Constants can be built into a model as literals, data variables, or
as transformed data variables. If specified as variables, their
definition must be included in data files. If they are specified as
transformed data variables, they cannot be used to specify the sizes
of elements in the data
block.
The following program illustrates various variables kinds, listing the kind of each variable next to its declaration.
data {
int<lower=0> N; // unmodeled data
real y[N]; // modeled data
real mu_mu; // config. unmodeled param
real<lower=0> sigma_mu; // config. unmodeled param
}
transformed data {
real<lower=0> alpha; // const. unmodeled param
real<lower=0> beta; // const. unmodeled param
alpha = 0.1;
beta = 0.1;
}
parameters {
real mu_y; // modeled param
real<lower=0> tau_y; // modeled param
}
transformed parameters {
real<lower=0> sigma_y; // derived quantity (param)
sigma_y = pow(tau_y, -0.5);
}
model {
tau_y ~ gamma(alpha, beta);
mu_y ~ normal(mu_mu, sigma_mu);
for (n in 1:N)
y[n] ~ normal(mu_y, sigma_y);
}
generated quantities {
real variance_y; // derived quantity (transform)
variance_y = sigma_y * sigma_y;
}
In this example, y[N]
is a modeled data vector. Although it is
specified in the data
block, and thus must have a known value
before the program may be run, it is modeled as if it were generated
randomly as described by the model.
The variable N
is a typical example of unmodeled data. It is
used to indicate a size that is not part of the model itself.
The other variables declared in the data and transformed data block are
examples of unmodeled parameters, also known as hyperparameters.

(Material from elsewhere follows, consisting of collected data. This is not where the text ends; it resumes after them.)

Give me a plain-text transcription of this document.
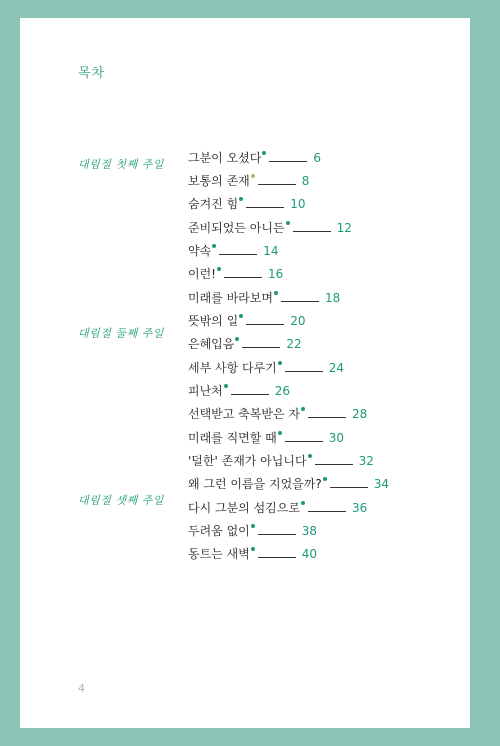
목차
대림절 첫째 주일
대림절 둘째 주일
대림절 셋째 주일
그분이 오셨다	6
보통의 존재	8
숨겨진 힘	10
준비되었든 아니든	12
약속	14
이런!	16
미래를 바라보며	18
뜻밖의 일	20
은혜입음	22
세부 사항 다루기	24
피난처	26
선택받고 축복받은 자	28
미래를 직면할 때	30
'덜한' 존재가 아닙니다	32
왜 그런 이름을 지었을까?	34
다시 그분의 섬김으로	36
두려움 없이	38
동트는 새벽	40
4
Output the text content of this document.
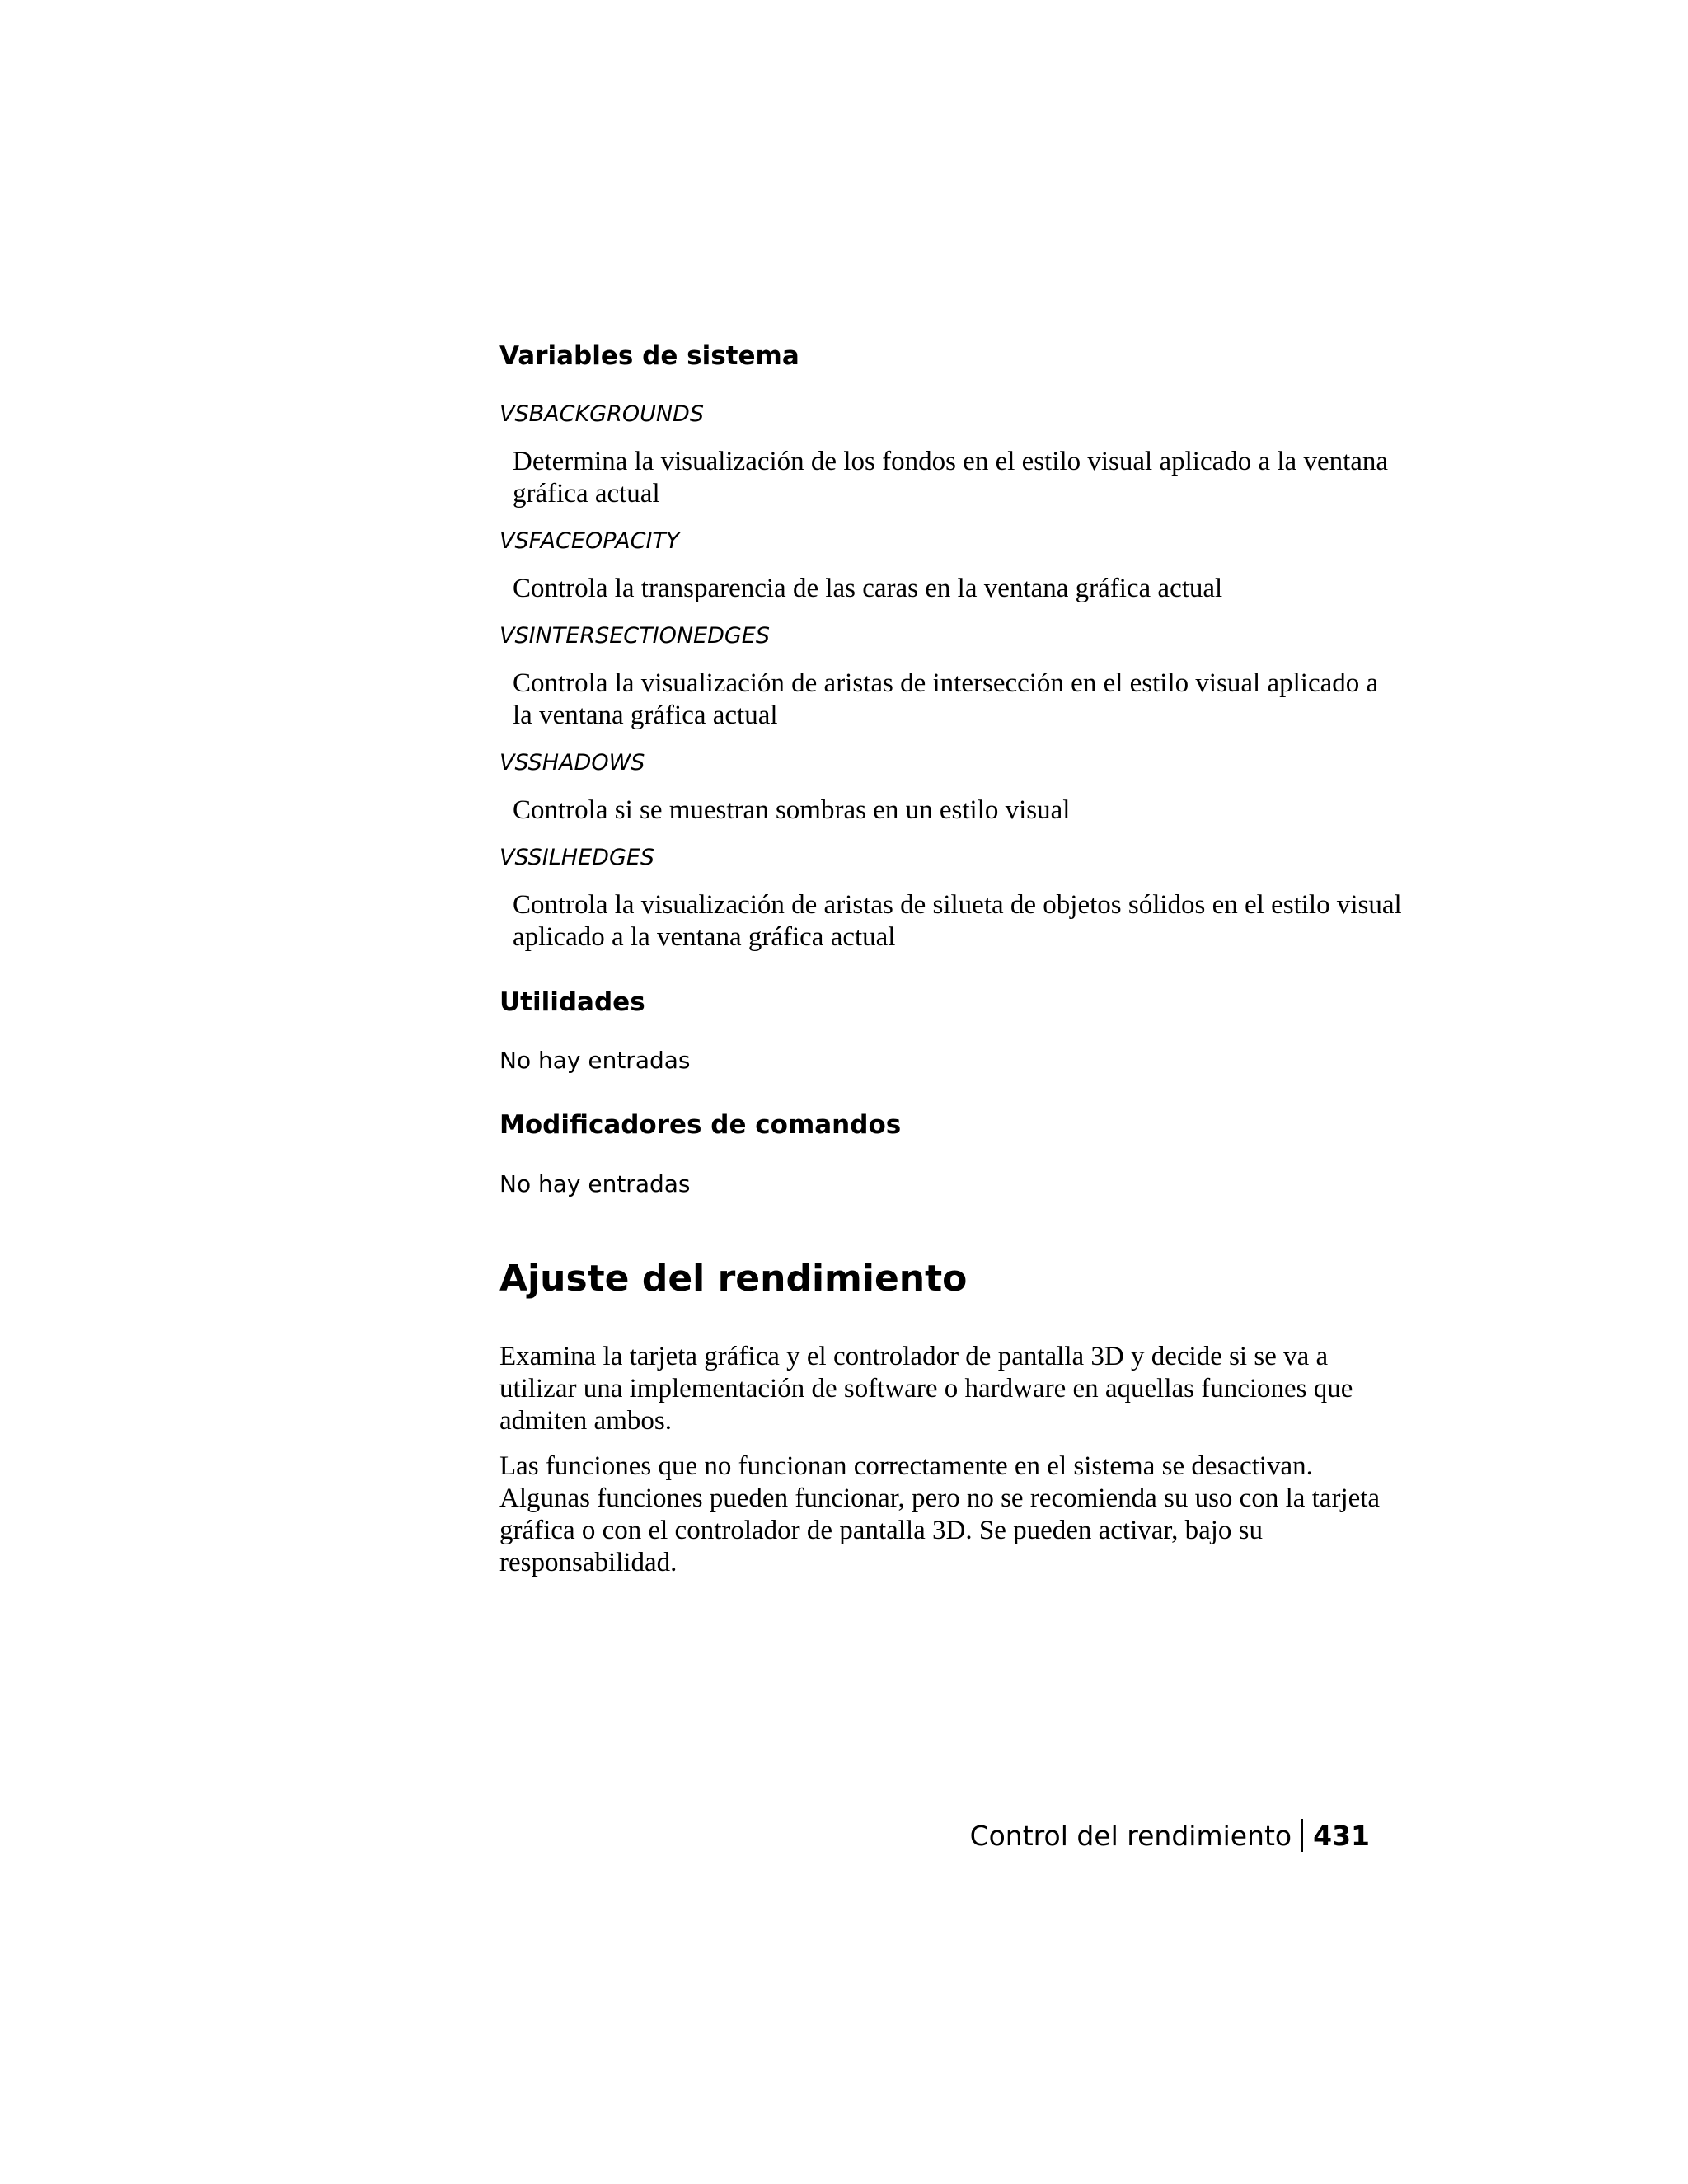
Variables de sistema
VSBACKGROUNDS
Determina la visualización de los fondos en el estilo visual aplicado a la ventana gráfica actual
VSFACEOPACITY
Controla la transparencia de las caras en la ventana gráfica actual
VSINTERSECTIONEDGES
Controla la visualización de aristas de intersección en el estilo visual aplicado a la ventana gráfica actual
VSSHADOWS
Controla si se muestran sombras en un estilo visual
VSSILHEDGES
Controla la visualización de aristas de silueta de objetos sólidos en el estilo visual aplicado a la ventana gráfica actual
Utilidades
No hay entradas
Modificadores de comandos
No hay entradas
Ajuste del rendimiento
Examina la tarjeta gráfica y el controlador de pantalla 3D y decide si se va a utilizar una implementación de software o hardware en aquellas funciones que admiten ambos.
Las funciones que no funcionan correctamente en el sistema se desactivan. Algunas funciones pueden funcionar, pero no se recomienda su uso con la tarjeta gráfica o con el controlador de pantalla 3D. Se pueden activar, bajo su responsabilidad.
Control del rendimiento 431
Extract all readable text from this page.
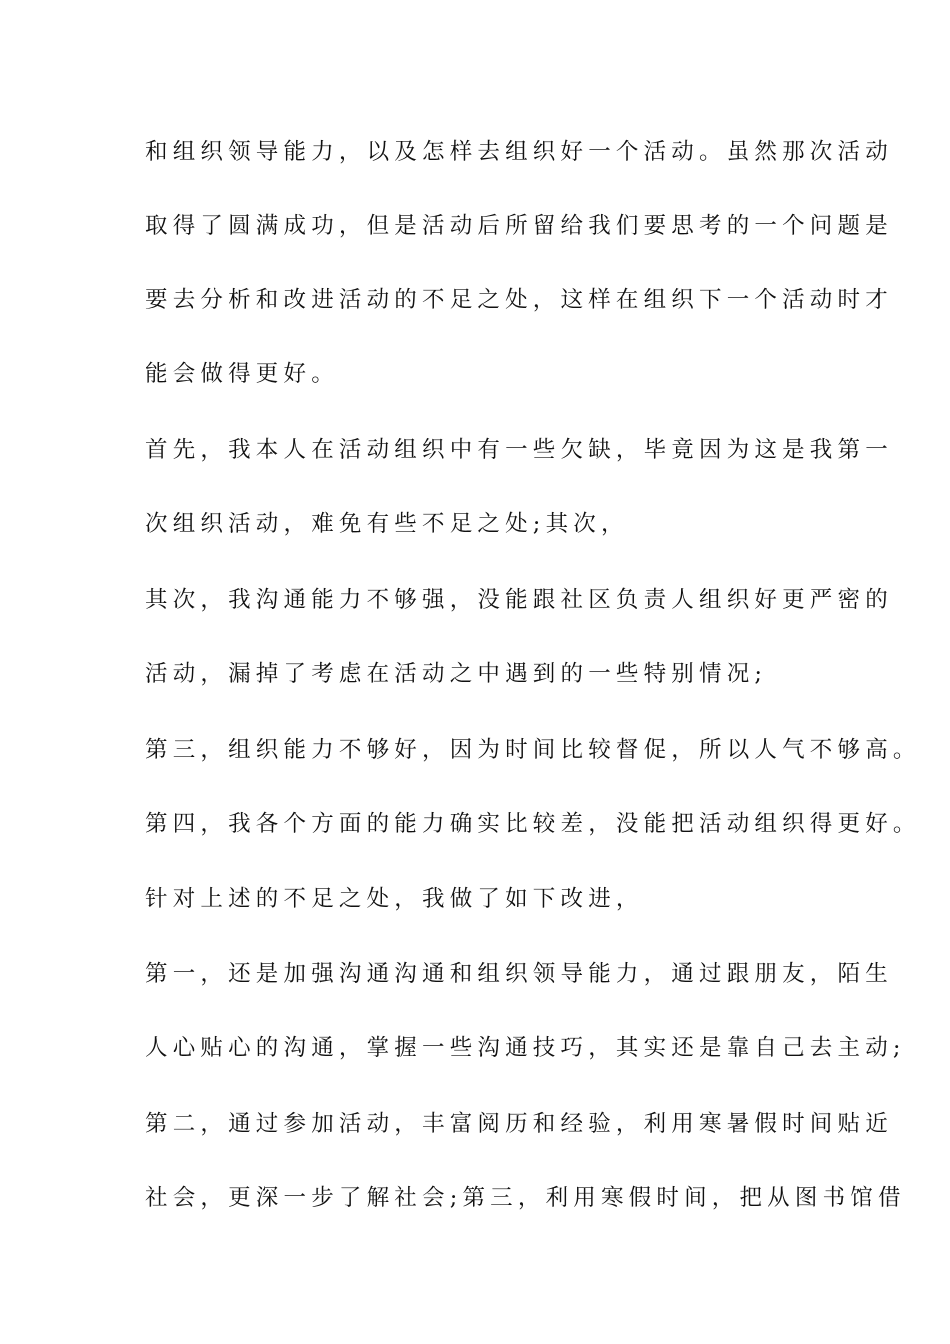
和组织领导能力，以及怎样去组织好一个活动。虽然那次活动
取得了圆满成功，但是活动后所留给我们要思考的一个问题是
要去分析和改进活动的不足之处，这样在组织下一个活动时才
能会做得更好。
首先，我本人在活动组织中有一些欠缺，毕竟因为这是我第一
次组织活动，难免有些不足之处;其次，
其次，我沟通能力不够强，没能跟社区负责人组织好更严密的
活动，漏掉了考虑在活动之中遇到的一些特别情况;
第三，组织能力不够好，因为时间比较督促，所以人气不够高。
第四，我各个方面的能力确实比较差，没能把活动组织得更好。
针对上述的不足之处，我做了如下改进，
第一，还是加强沟通沟通和组织领导能力，通过跟朋友，陌生
人心贴心的沟通，掌握一些沟通技巧，其实还是靠自己去主动;
第二，通过参加活动，丰富阅历和经验，利用寒暑假时间贴近
社会，更深一步了解社会;第三，利用寒假时间，把从图书馆借
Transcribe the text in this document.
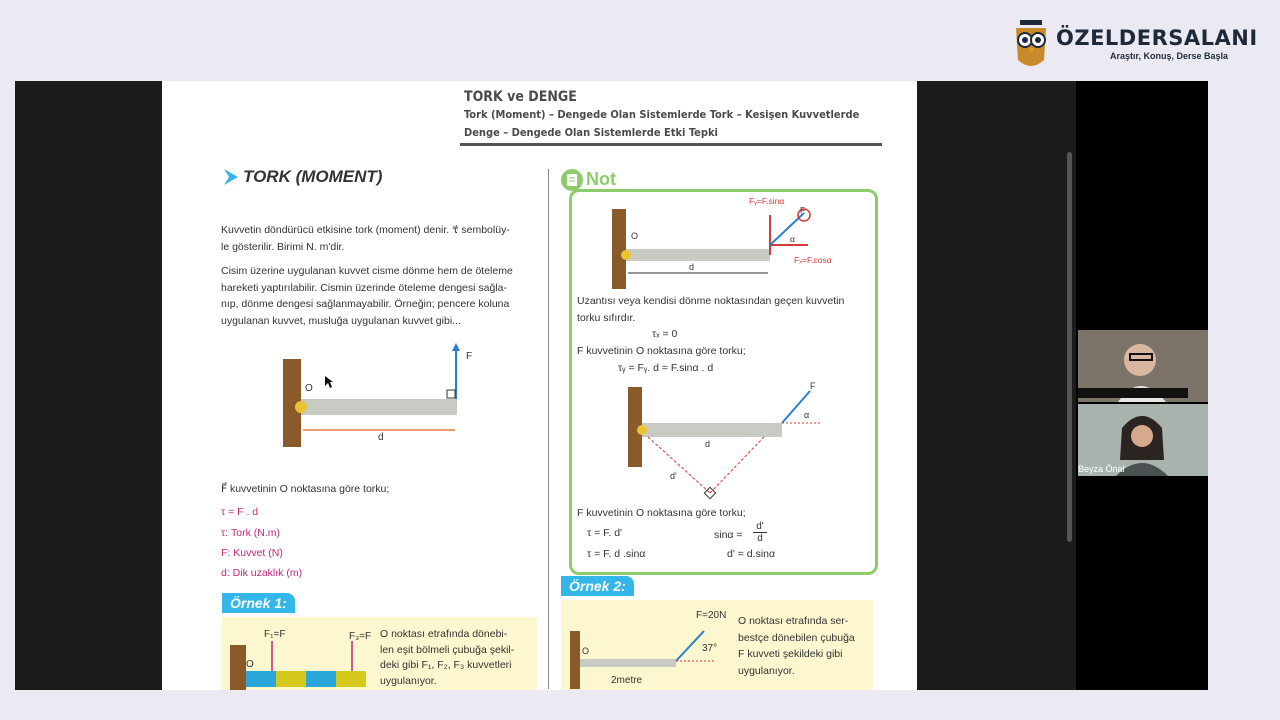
ÖZELDERSALANI
Araştır, Konuş, Derse Başla
TORK ve DENGE
Tork (Moment) – Dengede Olan Sistemlerde Tork – Kesişen Kuvvetlerde
Denge – Dengede Olan Sistemlerde Etki Tepki
TORK (MOMENT)
Kuvvetin döndürücü etkisine tork (moment) denir. τ⃗ sembolüy-
le gösterilir. Birimi N. m'dir.
Cisim üzerine uygulanan kuvvet cisme dönme hem de öteleme
hareketi yaptırılabilir. Cismin üzerinde öteleme dengesi sağla-
nıp, dönme dengesi sağlanmayabilir. Örneğin; pencere koluna
uygulanan kuvvet, musluğa uygulanan kuvvet gibi...
O
F
d
F⃗ kuvvetinin O noktasına göre torku;
τ = F . d
τ: Tork (N.m)
F: Kuvvet (N)
d: Dik uzaklık (m)
Örnek 1:
F₁=F	F₃=F
O
O noktası etrafında dönebi-
len eşit bölmeli çubuğa şekil-
deki gibi F₁, F₂, F₃ kuvvetleri
uygulanıyor.
Not
O
d
Fᵧ=F.sinα
Fₓ=F.cosα
F
α
Uzantısı veya kendisi dönme noktasından geçen kuvvetin
torku sıfırdır.
τₓ = 0
F kuvvetinin O noktasına göre torku;
τᵧ = Fᵧ. d = F.sinα . d
F
α
d
d'
F kuvvetinin O noktasına göre torku;
τ = F. d'
τ = F. d .sinα
sinα =
d'
d
d' = d.sinα
Örnek 2:
F=20N
37°
2metre
O
O noktası etrafında ser-
bestçe dönebilen çubuğa
F kuvveti şekildeki gibi
uygulanıyor.
Beyza Önal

Unmodeled parameters are parameters to probability densities that are
not themselves modeled probabilistically. In Stan, unmodeled
parameters that appear in the data
block may be specified on a
per-model execution basis as part of the data read. In the above
model, mu_mu
and sigma_mu
are configurable unmodeled
parameters.
Unmodeled parameters that are hard coded in the model must be declared
in the transformed data
block. For example, the unmodeled
parameters alpha
and beta
are both hard coded to the
value 0.1. To allow such variables to be configurable based on data
supplied to the program at run time, they must be declared in the
data
block, like the variables mu_mu
and
sigma_mu
.
This program declares two modeled parameters, mu
and
tau_y
. These are the location and precision used in the normal
model of the values in y
. The heart of the model will be
sampling the values of these parameters from their posterior
distribution.
The modeled parameter tau_y
is transformed from a precision to
a scale parameter and assigned to the variable sigma_y
in the
transformed parameters
block. Thus the variable sigma_y
is considered a derived quantity — its value is entirely determined
by the values of other variables.
The generated quantities
block defines a value
variance_y
, which is defined as a transform of the scale or
deviation parameter sigma_y
. It is defined in the generated
quantities block because it is not used in the model. Making it
a generated quantity allows it to be monitored for convergence (being
a non-linear transform, it will have different autocorrelation and
hence convergence properties than the deviation itself).
In later versions of Stan which have random number generators for
the distributions, the generated quantities
block will be
usable to generate replicated data for model checking.
Finally, the variable n
is used as a loop index in the
model
block.
References
Gelman, Andrew, and Jennifer Hill. 2007. Data Analysis Using Regression and Multilevel-Hierarchical Models. Cambridge, United Kingdom: Cambridge University Press.